I write at once—because, on my own feelings of mind and body, it is as if nothing at all were the matter with me, just now; but because I do not know how long this perfect possession of my sensible and available health and strength may last.

I die in the faith of the One Holy Catholic Apostolic Church. I trust I shall die prepared and protected by her Sacraments, which our Lord Jesus Christ has committed to her, and in that communion of Saints which He inaugurated when He ascended on high, and which will have no end. I hope to die in that Church which our Lord founded on Peter, and which will continue till His second coming.

I commit my soul and body to the Most Holy Trinity, and to the merits and grace of our Lord Jesus, God Incarnate, to the intercession and compassion of our dear Mother Mary; to St. Joseph; {438} and St. Philip Neri, my father, the father of an unworthy son; to St. John the Evangelist; St. John the Baptist; St. Henry; St. Athananius, and St. Gregory Nazianzen; to St. Chrysostom, and St. Ambrose.

Also to St. Peter, St. Gregory I., and St. Leo. Also to the great Apostle, St. Paul.

Also to my tender Guardian Angel, and to all Angels, and to all Saints.

And I pray to God to bring us all together again in heaven, under the feet of the Saints.

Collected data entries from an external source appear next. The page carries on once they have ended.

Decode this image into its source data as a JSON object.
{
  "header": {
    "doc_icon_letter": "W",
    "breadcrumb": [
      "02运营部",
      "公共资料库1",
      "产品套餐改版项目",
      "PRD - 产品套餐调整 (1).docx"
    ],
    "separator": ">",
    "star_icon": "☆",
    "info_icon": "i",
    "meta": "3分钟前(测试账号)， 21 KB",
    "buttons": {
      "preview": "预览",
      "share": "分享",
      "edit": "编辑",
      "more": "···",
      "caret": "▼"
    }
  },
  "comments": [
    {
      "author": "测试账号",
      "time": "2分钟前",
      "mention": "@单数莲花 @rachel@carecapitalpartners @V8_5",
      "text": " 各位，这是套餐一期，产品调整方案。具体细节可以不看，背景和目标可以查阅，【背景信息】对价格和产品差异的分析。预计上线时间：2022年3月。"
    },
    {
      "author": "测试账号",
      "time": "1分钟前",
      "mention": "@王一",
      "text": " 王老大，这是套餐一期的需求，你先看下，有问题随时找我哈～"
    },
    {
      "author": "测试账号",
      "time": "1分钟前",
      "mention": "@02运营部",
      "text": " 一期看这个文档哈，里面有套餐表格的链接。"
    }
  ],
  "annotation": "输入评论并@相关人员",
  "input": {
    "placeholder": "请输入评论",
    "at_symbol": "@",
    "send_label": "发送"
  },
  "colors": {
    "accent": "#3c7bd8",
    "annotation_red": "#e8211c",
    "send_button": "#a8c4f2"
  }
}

And, after the pattern of Him, who seeks so diligently for those who are astray, I would ask Him especially to have mercy on those who are external to the True Fold, and to bring them into it before they die.
J.H.N. {439}

Written in Prospect of Death

July 23, 1876

I WISH, with all my heart, to be buried in Father Ambrose St. John's grave—and I give this as my last, my imperative will. [This I confirm and insist on, and command. Feb. 13, 1881.]

If a tablet is put up in the cloister, such as the three there already, I should like the following, if good Latinity, and if there is no other objection: e.g., it must not be if persons to whom I should defer thought it sceptical. [J. H. N., Feb. 13, 1881.]

JOANNES HENRICUS NEWMAN

EX UMBRIS ET IMAGINIBUS

IN VERITATEM

DIE — — A.S. 18

Requiescat in pace

My only difficulty is St. Paul, Heb. x. 1, where he assigns 'umbra' to the Law—but surely, though we have in many respects an [eikon] of the Truth, there is a good deal of [skia] still, as in the doctrine of the Holy Trinity.

Cardinal Newman was born Feb. 21, 1801, received into the Catholic Church, October 9, 1845, created Cardinal, May 12, 1879, and died late in the evening of Aug. 11, 1890.